The woman was wise. He realized why he was so angry at the signs Emma had put up. After her rejection, telling him she loved him wasn’t enough. He wanted her to show him. Not with gaudy signs, but with actions. He wanted her to come into the store and put her arms around him and tell him that she had made a mistake and was sorry.
Which is all Emma had wanted from him.
She had just wanted a sincere apology and some time to forgive.
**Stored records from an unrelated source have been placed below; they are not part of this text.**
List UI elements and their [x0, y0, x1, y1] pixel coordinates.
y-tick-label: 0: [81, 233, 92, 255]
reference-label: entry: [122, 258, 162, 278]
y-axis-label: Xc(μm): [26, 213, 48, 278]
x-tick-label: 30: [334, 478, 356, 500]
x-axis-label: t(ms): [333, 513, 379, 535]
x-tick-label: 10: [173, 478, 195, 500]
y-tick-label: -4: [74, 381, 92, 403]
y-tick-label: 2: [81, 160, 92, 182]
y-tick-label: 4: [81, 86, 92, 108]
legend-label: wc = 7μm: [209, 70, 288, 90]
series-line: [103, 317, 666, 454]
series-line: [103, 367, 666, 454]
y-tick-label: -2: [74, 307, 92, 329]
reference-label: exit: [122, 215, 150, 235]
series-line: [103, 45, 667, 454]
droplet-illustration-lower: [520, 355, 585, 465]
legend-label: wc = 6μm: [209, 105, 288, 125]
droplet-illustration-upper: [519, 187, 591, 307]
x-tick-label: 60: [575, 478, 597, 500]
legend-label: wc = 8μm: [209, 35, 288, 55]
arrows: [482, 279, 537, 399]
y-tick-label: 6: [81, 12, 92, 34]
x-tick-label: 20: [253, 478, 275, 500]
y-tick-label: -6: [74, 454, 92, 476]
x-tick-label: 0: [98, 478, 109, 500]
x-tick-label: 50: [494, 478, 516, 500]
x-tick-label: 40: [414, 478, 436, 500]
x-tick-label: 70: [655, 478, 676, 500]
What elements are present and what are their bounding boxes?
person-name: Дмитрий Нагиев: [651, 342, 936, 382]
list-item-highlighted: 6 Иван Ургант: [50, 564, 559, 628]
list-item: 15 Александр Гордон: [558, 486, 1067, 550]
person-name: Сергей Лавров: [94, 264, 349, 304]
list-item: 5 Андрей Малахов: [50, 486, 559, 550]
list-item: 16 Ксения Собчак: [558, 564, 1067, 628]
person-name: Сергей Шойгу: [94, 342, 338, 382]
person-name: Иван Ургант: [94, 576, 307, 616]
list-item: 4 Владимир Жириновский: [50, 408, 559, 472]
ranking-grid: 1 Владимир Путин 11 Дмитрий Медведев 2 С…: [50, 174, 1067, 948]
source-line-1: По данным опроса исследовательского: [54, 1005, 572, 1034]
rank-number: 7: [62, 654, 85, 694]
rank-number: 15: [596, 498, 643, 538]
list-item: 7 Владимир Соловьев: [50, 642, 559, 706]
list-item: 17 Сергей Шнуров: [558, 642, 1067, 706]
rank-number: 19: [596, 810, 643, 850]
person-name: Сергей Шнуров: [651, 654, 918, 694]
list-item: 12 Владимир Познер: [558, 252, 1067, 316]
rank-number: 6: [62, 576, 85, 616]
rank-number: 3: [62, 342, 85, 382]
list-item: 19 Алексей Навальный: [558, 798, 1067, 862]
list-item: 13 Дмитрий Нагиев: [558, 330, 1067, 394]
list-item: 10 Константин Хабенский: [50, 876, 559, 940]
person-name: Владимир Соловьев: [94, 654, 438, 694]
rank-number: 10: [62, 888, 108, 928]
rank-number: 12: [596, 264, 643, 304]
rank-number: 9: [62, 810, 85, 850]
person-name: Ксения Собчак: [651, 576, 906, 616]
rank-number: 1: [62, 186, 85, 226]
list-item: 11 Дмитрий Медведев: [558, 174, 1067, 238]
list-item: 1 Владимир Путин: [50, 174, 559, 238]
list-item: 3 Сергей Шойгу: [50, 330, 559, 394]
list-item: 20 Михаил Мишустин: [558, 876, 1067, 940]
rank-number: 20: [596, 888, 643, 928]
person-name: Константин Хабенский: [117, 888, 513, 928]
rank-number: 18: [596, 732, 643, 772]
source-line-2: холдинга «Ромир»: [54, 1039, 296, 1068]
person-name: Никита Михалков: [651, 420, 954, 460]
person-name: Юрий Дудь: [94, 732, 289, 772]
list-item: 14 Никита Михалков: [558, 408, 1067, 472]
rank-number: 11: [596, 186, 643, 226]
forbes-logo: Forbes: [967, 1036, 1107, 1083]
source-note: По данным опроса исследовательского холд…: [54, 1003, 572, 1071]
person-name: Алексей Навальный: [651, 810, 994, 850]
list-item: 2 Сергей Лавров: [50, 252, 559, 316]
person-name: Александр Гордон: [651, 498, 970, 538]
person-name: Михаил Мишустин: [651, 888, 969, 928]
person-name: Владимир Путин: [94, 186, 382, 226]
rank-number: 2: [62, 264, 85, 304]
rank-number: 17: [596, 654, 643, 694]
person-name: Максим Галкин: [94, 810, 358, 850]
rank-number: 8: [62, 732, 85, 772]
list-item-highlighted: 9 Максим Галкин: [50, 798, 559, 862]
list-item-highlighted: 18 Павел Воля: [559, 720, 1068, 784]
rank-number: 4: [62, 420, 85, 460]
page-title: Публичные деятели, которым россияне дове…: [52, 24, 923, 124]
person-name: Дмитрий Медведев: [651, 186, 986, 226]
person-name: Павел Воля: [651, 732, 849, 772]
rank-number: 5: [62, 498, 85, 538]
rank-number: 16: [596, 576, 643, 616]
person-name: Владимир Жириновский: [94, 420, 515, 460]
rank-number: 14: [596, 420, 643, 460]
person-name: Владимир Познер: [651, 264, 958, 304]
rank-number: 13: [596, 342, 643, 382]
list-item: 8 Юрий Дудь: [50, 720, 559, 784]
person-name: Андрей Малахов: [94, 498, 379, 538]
Instead, he’d pushed his way back into her life and become an obnoxious fool just to get her attention. For four long years, he had held onto the hope that Emma would prove to him love lasted forever. When what he really should’ve been doing was proving to her that his love would last forever. Except he didn’t have a clue how to go about doing that.
He sighed. “How am I going to fix this?”
Miss Gertie stood. “I’m afraid that’s something you’ll need to figure out for yourself. But you won’t do it by sitting here feeling sorry for yourself. Butler!” The cat jumped up into the basket. He looked much less grumpy after the beer. Miss Gertie patted the cat’s head before she headed for the door. “Get my cross done, Boone.”